Tale argomento, è stato affrontato da Fabio Forti (2002), per ricordare che fu il prof. Franco Anelli (1963), ad utilizzare per primo tale “termine”, in riferimento ad una proposta distintiva tra i fenomeni carsici, intesi come fenomeni del calcare, rispetto a degli analoghi processi, meno sviluppati, con morfologie ridotte, o contenute.
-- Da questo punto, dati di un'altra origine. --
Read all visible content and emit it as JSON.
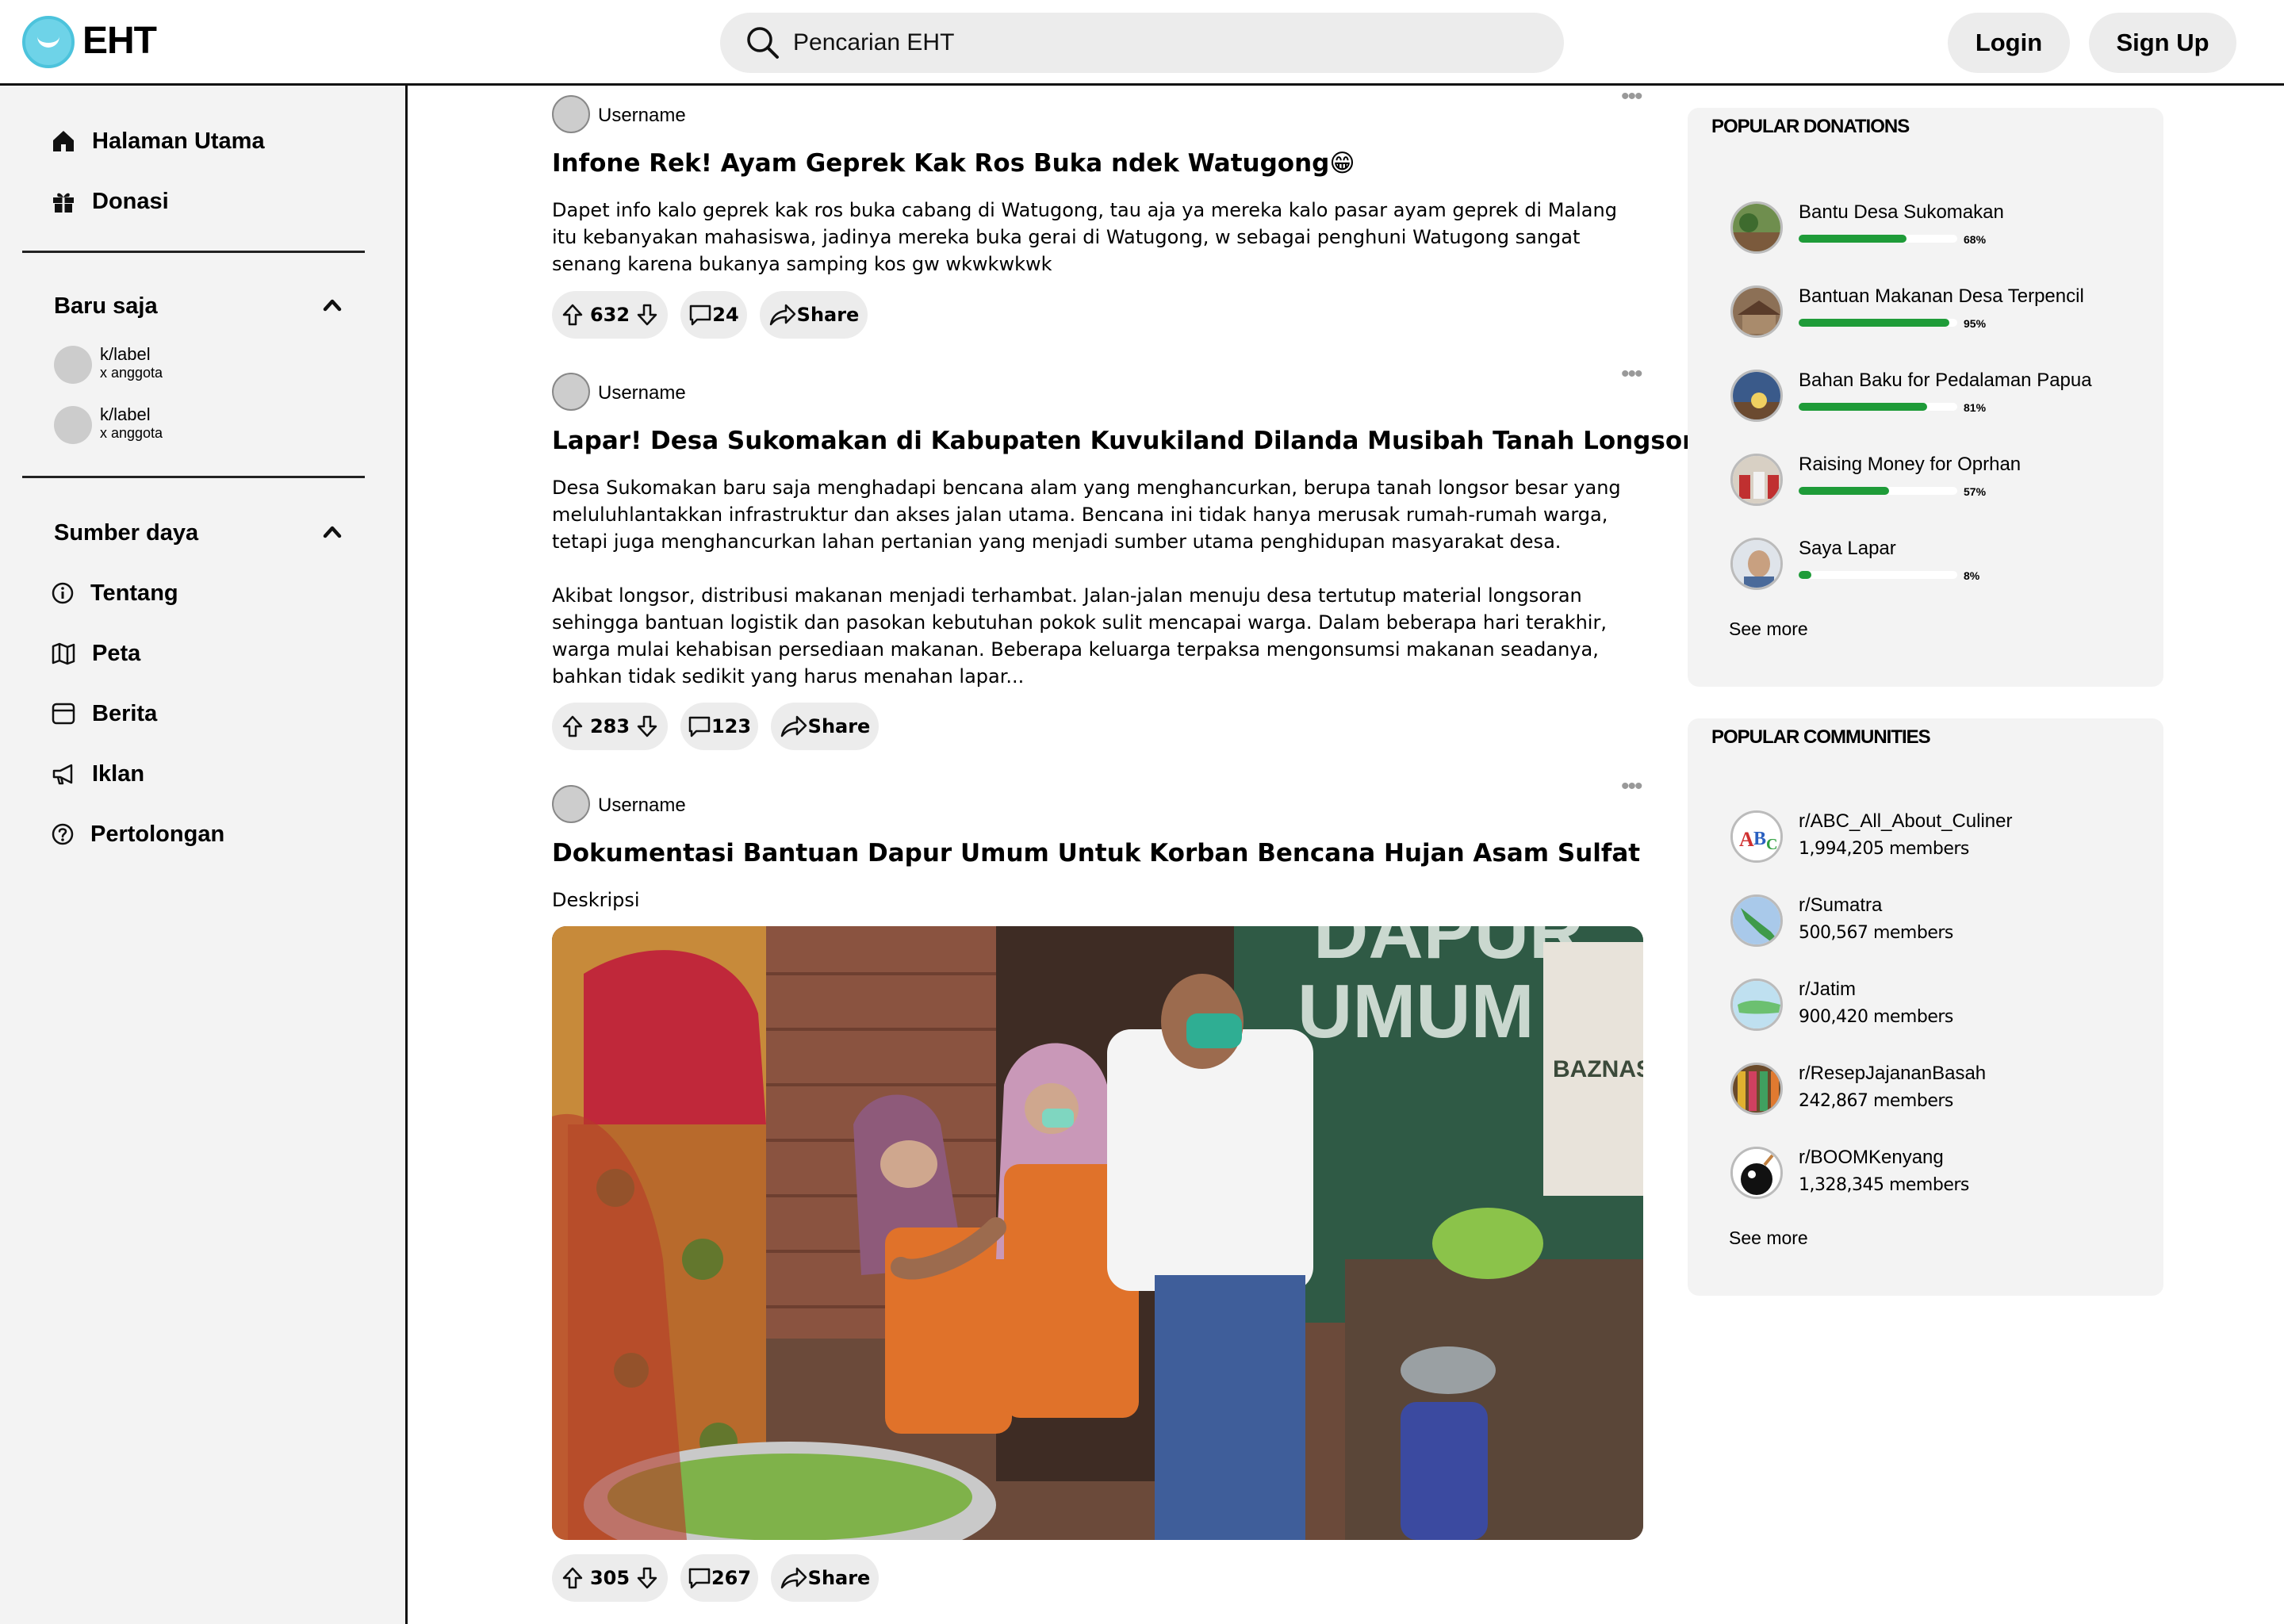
{
  "header": {
    "brand": "EHT",
    "search_placeholder": "Pencarian EHT",
    "login_label": "Login",
    "signup_label": "Sign Up"
  },
  "sidebar": {
    "main_nav": [
      {
        "label": "Halaman Utama",
        "icon": "home-icon"
      },
      {
        "label": "Donasi",
        "icon": "gift-icon"
      }
    ],
    "recent": {
      "title": "Baru saja",
      "items": [
        {
          "label": "k/label",
          "sub": "x anggota"
        },
        {
          "label": "k/label",
          "sub": "x anggota"
        }
      ]
    },
    "resources": {
      "title": "Sumber daya",
      "items": [
        {
          "label": "Tentang",
          "icon": "info-icon"
        },
        {
          "label": "Peta",
          "icon": "map-icon"
        },
        {
          "label": "Berita",
          "icon": "news-icon"
        },
        {
          "label": "Iklan",
          "icon": "megaphone-icon"
        },
        {
          "label": "Pertolongan",
          "icon": "help-icon"
        }
      ]
    }
  },
  "feed": {
    "posts": [
      {
        "username": "Username",
        "title": "Infone Rek! Ayam Geprek Kak Ros Buka ndek Watugong😁",
        "body": "Dapet info kalo geprek kak ros buka cabang di Watugong, tau aja ya mereka kalo pasar ayam geprek di Malang itu kebanyakan mahasiswa, jadinya mereka buka gerai di Watugong, w sebagai penghuni Watugong sangat senang karena bukanya samping kos gw wkwkwkwk",
        "votes": "632",
        "comments": "24",
        "share": "Share"
      },
      {
        "username": "Username",
        "title": "Lapar! Desa Sukomakan di Kabupaten Kuvukiland Dilanda Musibah Tanah Longsor",
        "body": "Desa Sukomakan baru saja menghadapi bencana alam yang menghancurkan, berupa tanah longsor besar yang meluluhlantakkan infrastruktur dan akses jalan utama. Bencana ini tidak hanya merusak rumah-rumah warga, tetapi juga menghancurkan lahan pertanian yang menjadi sumber utama penghidupan masyarakat desa.\n\nAkibat longsor, distribusi makanan menjadi terhambat. Jalan-jalan menuju desa tertutup material longsoran sehingga bantuan logistik dan pasokan kebutuhan pokok sulit mencapai warga. Dalam beberapa hari terakhir, warga mulai kehabisan persediaan makanan. Beberapa keluarga terpaksa mengonsumsi makanan seadanya, bahkan tidak sedikit yang harus menahan lapar...",
        "votes": "283",
        "comments": "123",
        "share": "Share"
      },
      {
        "username": "Username",
        "title": "Dokumentasi Bantuan Dapur Umum Untuk Korban Bencana Hujan Asam Sulfat",
        "body": "Deskripsi",
        "image_text_1": "DAPUR",
        "image_text_2": "UMUM",
        "image_text_3": "BAZNAS",
        "votes": "305",
        "comments": "267",
        "share": "Share"
      }
    ]
  },
  "popular_donations": {
    "title": "POPULAR DONATIONS",
    "items": [
      {
        "name": "Bantu Desa Sukomakan",
        "percent": "68%",
        "progress": 0.68
      },
      {
        "name": "Bantuan Makanan Desa Terpencil",
        "percent": "95%",
        "progress": 0.95
      },
      {
        "name": "Bahan Baku for Pedalaman Papua",
        "percent": "81%",
        "progress": 0.81
      },
      {
        "name": "Raising Money for Oprhan",
        "percent": "57%",
        "progress": 0.57
      },
      {
        "name": "Saya Lapar",
        "percent": "8%",
        "progress": 0.08
      }
    ],
    "see_more": "See more"
  },
  "popular_communities": {
    "title": "POPULAR COMMUNITIES",
    "items": [
      {
        "name": "r/ABC_All_About_Culiner",
        "members": "1,994,205 members"
      },
      {
        "name": "r/Sumatra",
        "members": "500,567 members"
      },
      {
        "name": "r/Jatim",
        "members": "900,420 members"
      },
      {
        "name": "r/ResepJajananBasah",
        "members": "242,867 members"
      },
      {
        "name": "r/BOOMKenyang",
        "members": "1,328,345 members"
      }
    ],
    "see_more": "See more"
  },
  "colors": {
    "progress": "#1e9b38",
    "panel": "#f3f3f3",
    "pill": "#ececec"
  }
}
Secondo l’Anelli ciò avverrebbe in presenza sia di rocce carbonatiche di poca potenza e limitata estensione, come tufi calcarei, calcari arenacei o arenarie calcaree, conglomerati o panchine sempre calcaree ed infine anche in calcari dolomitici, (non tratta delle dolomie), dove il termine paracarsismo… avrebbe un valore etimologico di vicinanza o di attenuazione. Tale definizione – paracarsismo – è stata adottata dall’Anelli su consiglio del prof. H. Lehmann, in occasione del 3° Congresso Internazionale di Speleologia – Vienna 1961, in sostituzione del termine proposto di: pseudo carsismo, utilizzato da una precedente e autorevole “scuola concettuale di carsismo”.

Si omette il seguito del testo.